Wednesday, April 2, 2008

Is Hoboken Palookaville? Or Not?

April 2, 2008

The movie On the Waterfront was filmed in Hoboken in the 1950's -- the old Hoboken that still had a dock, longshoremen, Unions, bosses, and a visible presence of the mob. Filmed in black and white, On the Waterfront was a classic, and the locales were gritty and authentic. In the film, Marlon Brando, playing a boxer down on his luck, accuses his brother (Rod Steiger) -- who was also his manager -- of buying him "a one-way ticket to Marlon Brando, Karl Malden

Palookaville" by insisting he throw a fight when he was in his prime. Because of its location in the film, Hoboken itself has wrongly been accused of being the "Palookaville" of which the magnetic young actor spoke so disparagingly.

In those days it was very hip to add the suffix "-ville" to any word in order to create a new concept. For example, if somebody were to bring you a birthday cake with candles lighted, rather than say, "Oh, that makes me so happy!" You would just shrug and say, "Happyville, man."

Last November I bought a one-way ticket from a little town in South Alabama to the new Hoboken, a bustling little city full of high-earning young investment bankers, many artists, writers, displaced Manhattanites and a few old New Jersey diehards; and I'm here to say, if it ever was Palookaville, it isn't any more.

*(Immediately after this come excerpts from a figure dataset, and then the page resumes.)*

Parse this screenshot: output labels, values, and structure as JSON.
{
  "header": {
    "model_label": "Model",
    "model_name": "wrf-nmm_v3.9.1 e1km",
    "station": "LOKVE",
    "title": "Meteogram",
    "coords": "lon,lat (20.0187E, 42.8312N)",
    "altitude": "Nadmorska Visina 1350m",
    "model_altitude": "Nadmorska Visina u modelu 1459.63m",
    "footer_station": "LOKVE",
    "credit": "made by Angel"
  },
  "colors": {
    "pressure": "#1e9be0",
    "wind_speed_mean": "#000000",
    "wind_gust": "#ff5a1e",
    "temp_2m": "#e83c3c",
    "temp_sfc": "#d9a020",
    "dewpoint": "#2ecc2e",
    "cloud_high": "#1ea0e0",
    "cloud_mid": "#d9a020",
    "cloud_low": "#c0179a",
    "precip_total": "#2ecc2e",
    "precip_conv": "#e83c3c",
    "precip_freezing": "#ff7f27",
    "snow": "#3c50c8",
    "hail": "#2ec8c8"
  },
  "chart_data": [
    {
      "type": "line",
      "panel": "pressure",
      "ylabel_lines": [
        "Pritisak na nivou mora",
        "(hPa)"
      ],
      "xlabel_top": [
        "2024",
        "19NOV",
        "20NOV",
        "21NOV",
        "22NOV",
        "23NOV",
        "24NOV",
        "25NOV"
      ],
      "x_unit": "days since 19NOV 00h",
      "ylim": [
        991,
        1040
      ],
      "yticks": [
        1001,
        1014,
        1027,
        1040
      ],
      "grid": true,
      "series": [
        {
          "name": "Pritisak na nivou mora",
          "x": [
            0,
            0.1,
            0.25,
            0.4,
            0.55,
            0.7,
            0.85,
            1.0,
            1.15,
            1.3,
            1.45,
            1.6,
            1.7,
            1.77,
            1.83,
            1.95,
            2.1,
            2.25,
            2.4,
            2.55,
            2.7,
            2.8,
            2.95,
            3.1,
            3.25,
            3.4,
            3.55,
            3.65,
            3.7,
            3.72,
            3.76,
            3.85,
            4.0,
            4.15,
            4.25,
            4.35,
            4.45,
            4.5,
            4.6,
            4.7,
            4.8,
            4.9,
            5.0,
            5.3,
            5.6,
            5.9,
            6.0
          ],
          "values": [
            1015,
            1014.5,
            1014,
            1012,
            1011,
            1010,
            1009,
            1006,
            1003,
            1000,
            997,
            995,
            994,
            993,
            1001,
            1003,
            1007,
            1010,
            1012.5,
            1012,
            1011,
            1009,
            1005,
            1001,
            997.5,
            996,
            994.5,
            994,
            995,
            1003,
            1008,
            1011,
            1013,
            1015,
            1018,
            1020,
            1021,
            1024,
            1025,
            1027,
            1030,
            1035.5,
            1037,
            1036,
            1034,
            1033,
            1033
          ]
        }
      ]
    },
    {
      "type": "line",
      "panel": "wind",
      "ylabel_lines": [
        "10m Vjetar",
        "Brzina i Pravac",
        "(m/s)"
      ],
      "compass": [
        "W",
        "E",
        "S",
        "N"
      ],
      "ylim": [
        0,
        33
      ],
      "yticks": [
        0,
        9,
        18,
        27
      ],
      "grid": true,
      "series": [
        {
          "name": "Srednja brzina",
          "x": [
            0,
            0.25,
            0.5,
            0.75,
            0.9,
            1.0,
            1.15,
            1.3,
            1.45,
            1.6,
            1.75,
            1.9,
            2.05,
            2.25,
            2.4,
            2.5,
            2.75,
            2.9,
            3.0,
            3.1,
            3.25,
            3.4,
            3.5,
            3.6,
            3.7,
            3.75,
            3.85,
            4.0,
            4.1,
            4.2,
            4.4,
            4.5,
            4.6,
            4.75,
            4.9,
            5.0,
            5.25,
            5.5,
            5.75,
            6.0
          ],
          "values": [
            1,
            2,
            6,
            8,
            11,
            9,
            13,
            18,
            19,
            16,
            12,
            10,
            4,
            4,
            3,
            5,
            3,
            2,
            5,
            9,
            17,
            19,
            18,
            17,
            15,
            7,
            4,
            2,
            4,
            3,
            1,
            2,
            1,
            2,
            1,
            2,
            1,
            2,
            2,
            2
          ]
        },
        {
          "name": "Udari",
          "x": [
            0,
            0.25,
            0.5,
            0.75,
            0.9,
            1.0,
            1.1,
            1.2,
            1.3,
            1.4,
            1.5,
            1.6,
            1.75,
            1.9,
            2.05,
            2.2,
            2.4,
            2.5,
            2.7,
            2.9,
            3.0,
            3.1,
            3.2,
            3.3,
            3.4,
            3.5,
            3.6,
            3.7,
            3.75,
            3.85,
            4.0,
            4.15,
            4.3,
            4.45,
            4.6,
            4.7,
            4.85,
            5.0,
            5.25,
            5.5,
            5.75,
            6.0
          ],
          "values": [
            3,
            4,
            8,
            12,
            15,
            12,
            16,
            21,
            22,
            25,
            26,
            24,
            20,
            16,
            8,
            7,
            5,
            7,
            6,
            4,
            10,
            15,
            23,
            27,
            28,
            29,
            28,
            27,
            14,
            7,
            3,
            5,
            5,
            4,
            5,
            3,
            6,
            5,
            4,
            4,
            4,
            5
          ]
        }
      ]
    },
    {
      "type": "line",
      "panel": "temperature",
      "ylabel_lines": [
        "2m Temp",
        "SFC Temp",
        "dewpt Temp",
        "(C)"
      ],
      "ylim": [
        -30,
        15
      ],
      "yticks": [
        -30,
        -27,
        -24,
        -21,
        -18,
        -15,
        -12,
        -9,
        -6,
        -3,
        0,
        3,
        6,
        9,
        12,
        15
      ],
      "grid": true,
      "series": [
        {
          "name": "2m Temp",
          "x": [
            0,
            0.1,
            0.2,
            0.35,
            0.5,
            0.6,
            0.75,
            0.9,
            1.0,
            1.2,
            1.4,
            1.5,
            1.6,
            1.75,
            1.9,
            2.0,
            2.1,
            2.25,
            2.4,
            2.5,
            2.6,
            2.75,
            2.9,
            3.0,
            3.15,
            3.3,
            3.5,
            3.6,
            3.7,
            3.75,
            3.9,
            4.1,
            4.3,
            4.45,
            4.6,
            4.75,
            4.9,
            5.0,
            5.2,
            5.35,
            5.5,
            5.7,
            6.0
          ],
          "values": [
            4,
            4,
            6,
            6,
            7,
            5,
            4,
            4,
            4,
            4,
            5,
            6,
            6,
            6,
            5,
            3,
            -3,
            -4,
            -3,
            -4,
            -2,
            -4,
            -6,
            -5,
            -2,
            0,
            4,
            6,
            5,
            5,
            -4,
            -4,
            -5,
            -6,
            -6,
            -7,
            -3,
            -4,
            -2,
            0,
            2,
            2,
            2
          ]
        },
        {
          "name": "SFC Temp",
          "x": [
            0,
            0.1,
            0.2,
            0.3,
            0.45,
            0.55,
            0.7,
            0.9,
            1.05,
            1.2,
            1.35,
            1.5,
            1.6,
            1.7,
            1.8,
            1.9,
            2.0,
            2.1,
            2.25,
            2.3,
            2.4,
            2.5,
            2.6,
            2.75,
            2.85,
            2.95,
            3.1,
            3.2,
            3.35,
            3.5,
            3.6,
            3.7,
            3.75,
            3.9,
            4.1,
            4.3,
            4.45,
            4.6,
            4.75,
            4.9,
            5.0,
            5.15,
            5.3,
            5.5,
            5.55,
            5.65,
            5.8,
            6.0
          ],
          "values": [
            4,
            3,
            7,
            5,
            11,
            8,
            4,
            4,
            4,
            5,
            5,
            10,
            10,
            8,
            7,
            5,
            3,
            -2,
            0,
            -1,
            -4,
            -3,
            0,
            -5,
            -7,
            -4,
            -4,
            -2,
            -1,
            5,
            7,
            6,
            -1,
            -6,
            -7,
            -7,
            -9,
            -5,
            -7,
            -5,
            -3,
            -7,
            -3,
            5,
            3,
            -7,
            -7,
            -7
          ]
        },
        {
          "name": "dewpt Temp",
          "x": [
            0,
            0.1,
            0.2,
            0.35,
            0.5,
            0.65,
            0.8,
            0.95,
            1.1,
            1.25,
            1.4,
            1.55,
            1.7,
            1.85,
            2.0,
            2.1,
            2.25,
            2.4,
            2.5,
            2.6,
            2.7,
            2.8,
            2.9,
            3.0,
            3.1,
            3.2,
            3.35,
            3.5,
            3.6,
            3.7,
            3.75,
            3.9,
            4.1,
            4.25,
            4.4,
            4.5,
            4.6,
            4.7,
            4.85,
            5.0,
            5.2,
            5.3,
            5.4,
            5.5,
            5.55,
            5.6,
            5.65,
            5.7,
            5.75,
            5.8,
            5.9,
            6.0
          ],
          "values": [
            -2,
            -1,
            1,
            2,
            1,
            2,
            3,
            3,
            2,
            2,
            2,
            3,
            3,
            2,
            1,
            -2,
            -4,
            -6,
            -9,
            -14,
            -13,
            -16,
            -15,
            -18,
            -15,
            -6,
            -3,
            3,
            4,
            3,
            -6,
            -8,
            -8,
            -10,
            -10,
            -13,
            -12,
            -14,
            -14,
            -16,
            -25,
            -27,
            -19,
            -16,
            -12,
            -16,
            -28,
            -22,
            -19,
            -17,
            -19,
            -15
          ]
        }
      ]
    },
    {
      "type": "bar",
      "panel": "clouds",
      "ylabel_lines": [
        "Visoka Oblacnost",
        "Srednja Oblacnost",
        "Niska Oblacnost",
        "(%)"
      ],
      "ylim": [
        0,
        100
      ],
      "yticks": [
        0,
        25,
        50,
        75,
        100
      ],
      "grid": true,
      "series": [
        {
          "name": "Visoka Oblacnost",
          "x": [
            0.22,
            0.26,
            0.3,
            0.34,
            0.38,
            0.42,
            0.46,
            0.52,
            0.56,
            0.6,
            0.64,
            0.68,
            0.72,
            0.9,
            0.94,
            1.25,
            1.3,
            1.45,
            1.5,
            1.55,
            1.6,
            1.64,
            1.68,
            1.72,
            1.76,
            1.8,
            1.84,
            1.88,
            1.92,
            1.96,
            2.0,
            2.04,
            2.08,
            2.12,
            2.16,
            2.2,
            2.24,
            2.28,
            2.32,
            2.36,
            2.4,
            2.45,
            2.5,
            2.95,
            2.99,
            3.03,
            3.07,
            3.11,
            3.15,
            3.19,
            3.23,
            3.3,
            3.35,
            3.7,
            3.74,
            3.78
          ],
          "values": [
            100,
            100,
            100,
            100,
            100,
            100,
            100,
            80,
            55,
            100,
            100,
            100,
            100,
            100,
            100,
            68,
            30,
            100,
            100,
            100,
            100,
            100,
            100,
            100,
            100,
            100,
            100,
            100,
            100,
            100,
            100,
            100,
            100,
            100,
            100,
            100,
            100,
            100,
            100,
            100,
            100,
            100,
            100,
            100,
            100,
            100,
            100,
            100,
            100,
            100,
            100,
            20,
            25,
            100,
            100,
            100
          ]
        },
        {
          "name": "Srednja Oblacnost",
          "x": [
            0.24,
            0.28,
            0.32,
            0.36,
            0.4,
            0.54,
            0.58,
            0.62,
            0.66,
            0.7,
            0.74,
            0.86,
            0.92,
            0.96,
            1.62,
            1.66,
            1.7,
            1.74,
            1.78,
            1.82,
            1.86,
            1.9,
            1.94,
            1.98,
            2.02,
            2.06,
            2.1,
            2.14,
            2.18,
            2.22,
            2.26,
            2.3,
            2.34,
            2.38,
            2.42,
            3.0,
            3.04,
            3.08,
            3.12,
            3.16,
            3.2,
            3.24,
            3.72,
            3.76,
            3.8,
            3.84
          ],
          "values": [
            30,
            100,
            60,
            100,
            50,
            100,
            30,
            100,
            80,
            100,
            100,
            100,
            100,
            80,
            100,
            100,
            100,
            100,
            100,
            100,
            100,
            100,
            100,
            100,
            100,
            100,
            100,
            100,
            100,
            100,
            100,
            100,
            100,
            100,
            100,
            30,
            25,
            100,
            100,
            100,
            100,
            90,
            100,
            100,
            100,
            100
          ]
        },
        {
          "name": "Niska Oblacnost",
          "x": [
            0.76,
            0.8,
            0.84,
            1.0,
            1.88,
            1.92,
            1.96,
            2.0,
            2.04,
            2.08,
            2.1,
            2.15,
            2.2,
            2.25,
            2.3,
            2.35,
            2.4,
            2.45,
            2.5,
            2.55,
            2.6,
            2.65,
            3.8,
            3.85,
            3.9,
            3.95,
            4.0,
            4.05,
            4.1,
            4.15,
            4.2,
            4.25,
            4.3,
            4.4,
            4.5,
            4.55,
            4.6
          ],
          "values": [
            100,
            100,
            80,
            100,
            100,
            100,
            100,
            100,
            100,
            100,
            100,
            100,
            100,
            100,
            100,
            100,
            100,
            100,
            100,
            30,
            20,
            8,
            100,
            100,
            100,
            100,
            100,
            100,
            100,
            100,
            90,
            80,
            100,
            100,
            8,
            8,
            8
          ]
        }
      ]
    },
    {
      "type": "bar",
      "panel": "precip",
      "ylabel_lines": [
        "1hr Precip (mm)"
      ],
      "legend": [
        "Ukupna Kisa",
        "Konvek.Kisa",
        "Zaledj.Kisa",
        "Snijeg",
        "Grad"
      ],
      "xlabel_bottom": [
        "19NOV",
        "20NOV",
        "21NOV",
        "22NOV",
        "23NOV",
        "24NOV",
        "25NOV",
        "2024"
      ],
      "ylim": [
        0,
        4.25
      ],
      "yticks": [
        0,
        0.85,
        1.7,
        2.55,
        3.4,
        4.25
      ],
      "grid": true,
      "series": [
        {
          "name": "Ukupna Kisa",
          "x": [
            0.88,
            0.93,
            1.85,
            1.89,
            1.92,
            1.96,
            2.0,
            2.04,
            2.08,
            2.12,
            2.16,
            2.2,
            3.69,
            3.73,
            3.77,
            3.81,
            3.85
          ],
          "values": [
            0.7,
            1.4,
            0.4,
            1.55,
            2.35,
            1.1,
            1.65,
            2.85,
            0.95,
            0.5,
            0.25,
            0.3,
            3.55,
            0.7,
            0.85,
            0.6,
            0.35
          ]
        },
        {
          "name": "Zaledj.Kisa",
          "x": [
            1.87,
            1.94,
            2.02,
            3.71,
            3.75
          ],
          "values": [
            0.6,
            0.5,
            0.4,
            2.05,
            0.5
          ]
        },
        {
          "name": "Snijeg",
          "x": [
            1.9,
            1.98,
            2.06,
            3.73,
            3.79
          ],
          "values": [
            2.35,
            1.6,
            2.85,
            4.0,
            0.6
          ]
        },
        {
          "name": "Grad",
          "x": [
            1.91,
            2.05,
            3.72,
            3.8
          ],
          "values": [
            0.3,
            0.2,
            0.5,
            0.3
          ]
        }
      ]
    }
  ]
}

It never was, by the way. Palooka was the old word for run-of-the-mill prizefighters, and Terry Malloy, the Brando character, was talking about his being denied the big time because his manager made him take a dive. Palookaville was not so much as place as a state of mind.

Hoboken may be a state of mind, but it's not for losers or the world-weary. It's almost Manhattan now -- maybe not quite -- but a small, upscale town near enough for a round trip ticket to the big time. And it stands on its own with its historic old buildings, its magnificent views of Manhattan's skyline, and its lively music, restaurant and bar nightlife. It has a history and charm of its own, yet, as almost all of New Jersey, it celebrates its proximity to New York.


Nan said...

Two things: one, I just put On The Waterfront at the top of my Netflix queue. It has been way, way too long since I've seen it. two, I just ordered your book from amazon. You can go buy some fries and a frappe with the royalties. :<)

Mary Lois said...

I'm sure you're going to enjoy the movie, nan. It's Brando at his best (with his famous line, "I coulda been somebody! I coulda been a contendah!" and the scene in which he picks up one of Eva Marie Saint's gloves, examines it, and tries it on.

Don't know if I can get a frappe around here -- I may have to settle for a milkshake. But I hope you enjoy the book.

Nan said...

Ha! You know the difference, then!! Many outside of NE don't. :<)

Mary Lois said...

There's a difference? I was making a little New England joke, but maybe this is something I need to learn about.

I used to think a frappe was the same as a phosphate, but have been told it's just another word for a milkshake. Now an egg cream, there's a new one for you.

Seems like a topic for your blog, nan!

Nan said...

Around here, a frappe has ice cream in it, and a milkshake doesn't. All the waitresses have to tell the tourists. :<) And I do know what an egg cream is, and I think I had one a long time back.